I took Azithromycin for my sore throat last Saturday (for three days) and today(it's Thursday today) my throat is paining again. Can I take Ciprofloxacin this time? I felt nausea, irregular heartbeat and burning sensation in my food pipe with Azithromycin last time. Generally for how long shall I continue the antibiotic treatment? I catch cold and sore throat every month or two and it is with fever and severe feeling of fatigue. And only strong antibiotics work for me.

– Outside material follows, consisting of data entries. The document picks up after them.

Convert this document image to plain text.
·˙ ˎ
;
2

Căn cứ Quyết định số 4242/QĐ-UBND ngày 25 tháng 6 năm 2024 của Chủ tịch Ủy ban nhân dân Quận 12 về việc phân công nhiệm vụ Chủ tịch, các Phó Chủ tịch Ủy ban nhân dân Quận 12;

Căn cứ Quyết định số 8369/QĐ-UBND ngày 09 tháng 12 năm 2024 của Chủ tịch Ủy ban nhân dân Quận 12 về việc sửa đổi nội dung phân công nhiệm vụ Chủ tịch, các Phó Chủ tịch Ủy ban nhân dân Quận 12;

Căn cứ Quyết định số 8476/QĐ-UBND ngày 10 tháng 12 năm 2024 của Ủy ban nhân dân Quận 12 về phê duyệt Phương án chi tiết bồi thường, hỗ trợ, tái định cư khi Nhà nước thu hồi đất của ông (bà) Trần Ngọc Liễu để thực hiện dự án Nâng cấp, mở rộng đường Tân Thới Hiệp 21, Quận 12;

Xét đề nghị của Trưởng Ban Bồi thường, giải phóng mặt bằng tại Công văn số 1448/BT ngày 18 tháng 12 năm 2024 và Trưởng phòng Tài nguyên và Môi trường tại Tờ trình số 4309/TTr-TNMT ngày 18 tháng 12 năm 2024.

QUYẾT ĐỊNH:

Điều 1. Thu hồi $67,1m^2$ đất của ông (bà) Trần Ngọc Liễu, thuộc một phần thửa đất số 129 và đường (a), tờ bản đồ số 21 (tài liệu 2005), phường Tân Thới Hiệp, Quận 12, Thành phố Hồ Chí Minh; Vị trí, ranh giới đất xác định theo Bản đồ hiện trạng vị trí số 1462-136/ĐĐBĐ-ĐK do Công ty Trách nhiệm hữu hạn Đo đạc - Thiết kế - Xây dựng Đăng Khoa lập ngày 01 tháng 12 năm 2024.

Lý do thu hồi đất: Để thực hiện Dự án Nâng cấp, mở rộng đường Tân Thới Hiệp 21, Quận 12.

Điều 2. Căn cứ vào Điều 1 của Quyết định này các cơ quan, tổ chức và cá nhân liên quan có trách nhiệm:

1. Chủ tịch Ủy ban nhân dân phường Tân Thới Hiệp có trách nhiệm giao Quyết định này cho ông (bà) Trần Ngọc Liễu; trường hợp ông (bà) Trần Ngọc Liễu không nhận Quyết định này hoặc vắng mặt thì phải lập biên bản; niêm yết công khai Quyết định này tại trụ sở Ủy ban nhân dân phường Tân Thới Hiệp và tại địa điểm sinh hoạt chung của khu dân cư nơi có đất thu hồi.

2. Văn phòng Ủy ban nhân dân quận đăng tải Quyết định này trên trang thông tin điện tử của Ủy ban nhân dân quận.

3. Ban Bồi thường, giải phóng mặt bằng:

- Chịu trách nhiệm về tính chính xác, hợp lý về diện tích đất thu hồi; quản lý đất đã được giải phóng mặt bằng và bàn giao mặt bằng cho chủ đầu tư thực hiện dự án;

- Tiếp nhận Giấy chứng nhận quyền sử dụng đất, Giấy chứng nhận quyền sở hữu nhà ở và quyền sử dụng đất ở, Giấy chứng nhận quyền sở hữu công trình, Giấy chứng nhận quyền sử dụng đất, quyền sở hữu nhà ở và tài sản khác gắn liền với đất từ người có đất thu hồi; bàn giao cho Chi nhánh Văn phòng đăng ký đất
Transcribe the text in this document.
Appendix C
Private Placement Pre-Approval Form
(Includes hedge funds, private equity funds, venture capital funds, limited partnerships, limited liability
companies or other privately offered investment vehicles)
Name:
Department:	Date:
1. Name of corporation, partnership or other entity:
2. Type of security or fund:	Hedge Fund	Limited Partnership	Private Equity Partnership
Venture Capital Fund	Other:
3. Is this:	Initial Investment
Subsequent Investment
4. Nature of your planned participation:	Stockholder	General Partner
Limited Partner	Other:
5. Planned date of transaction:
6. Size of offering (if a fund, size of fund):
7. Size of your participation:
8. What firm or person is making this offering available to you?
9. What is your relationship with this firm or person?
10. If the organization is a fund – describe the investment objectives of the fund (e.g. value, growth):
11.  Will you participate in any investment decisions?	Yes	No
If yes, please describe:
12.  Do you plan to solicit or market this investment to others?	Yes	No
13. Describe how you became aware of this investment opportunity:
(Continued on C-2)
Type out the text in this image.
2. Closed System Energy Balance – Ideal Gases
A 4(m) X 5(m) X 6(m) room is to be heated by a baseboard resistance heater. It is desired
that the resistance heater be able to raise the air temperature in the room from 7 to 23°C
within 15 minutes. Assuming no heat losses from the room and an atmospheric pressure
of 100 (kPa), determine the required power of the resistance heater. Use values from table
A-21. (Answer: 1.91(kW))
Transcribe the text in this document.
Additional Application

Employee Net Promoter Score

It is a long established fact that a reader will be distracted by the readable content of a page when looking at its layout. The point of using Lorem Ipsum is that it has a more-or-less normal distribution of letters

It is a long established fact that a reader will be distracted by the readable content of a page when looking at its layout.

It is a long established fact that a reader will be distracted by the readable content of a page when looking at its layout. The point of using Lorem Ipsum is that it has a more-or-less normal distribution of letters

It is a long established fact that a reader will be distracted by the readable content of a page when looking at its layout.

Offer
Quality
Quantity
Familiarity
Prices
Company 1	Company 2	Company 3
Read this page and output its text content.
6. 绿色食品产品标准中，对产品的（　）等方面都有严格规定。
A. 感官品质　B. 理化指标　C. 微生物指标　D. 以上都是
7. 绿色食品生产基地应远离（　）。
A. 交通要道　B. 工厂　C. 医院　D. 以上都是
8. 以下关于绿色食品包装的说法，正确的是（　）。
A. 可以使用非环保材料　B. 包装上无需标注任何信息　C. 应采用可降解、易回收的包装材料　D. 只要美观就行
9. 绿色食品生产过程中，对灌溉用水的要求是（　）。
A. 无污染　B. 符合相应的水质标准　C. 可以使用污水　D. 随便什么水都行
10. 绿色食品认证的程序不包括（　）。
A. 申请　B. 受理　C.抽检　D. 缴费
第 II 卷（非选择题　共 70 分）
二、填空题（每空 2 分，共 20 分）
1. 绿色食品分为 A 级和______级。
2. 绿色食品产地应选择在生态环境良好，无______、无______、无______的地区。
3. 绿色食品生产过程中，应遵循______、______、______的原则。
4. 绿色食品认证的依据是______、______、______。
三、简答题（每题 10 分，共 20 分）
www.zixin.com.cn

I should start off by saying here that it does not sound like that any anabiotic will likely help you in this specific situation, but it is important that you speak with your primary care doctor. Sore throats are almost always caused by a viral infection. Viruses cannot be sure with antibiotics. Antibiotics only help fight bacterial infections. The only type of bacterial throat infection that is common is strep throat, and it usually does not accompany a cold. Azithromycin is not a recommended anabiotic for strep throat and neither is ciprofloxacin. Azithromycin does work but is is not recommended to be used as a first-line in people that do not have penicillin allergies. In people that do have strep throat to take azithromycin, they get better which you didn't. This supports the notion that this is not a bacterial infection. If you had a viral infection, you would not get better with the antibiotics, you would get better naturally. To make sure of this, you should schedule an appointment with a primary care physician. Your doctor will likely perform a detailed throat exam and might even perform a rapid strep test. The rapid strep test can help rule out strep throat in you. If you do end up having strep throat, then you should be treated with penicillin unless you have an allergy. If you do not have strep throat as I suspect, then you should be treated with medications that helps soothe the sore throat and medications that can help improve your other symptoms.
This answer is for general informational purposes only and is not a substitute for professional medical advice.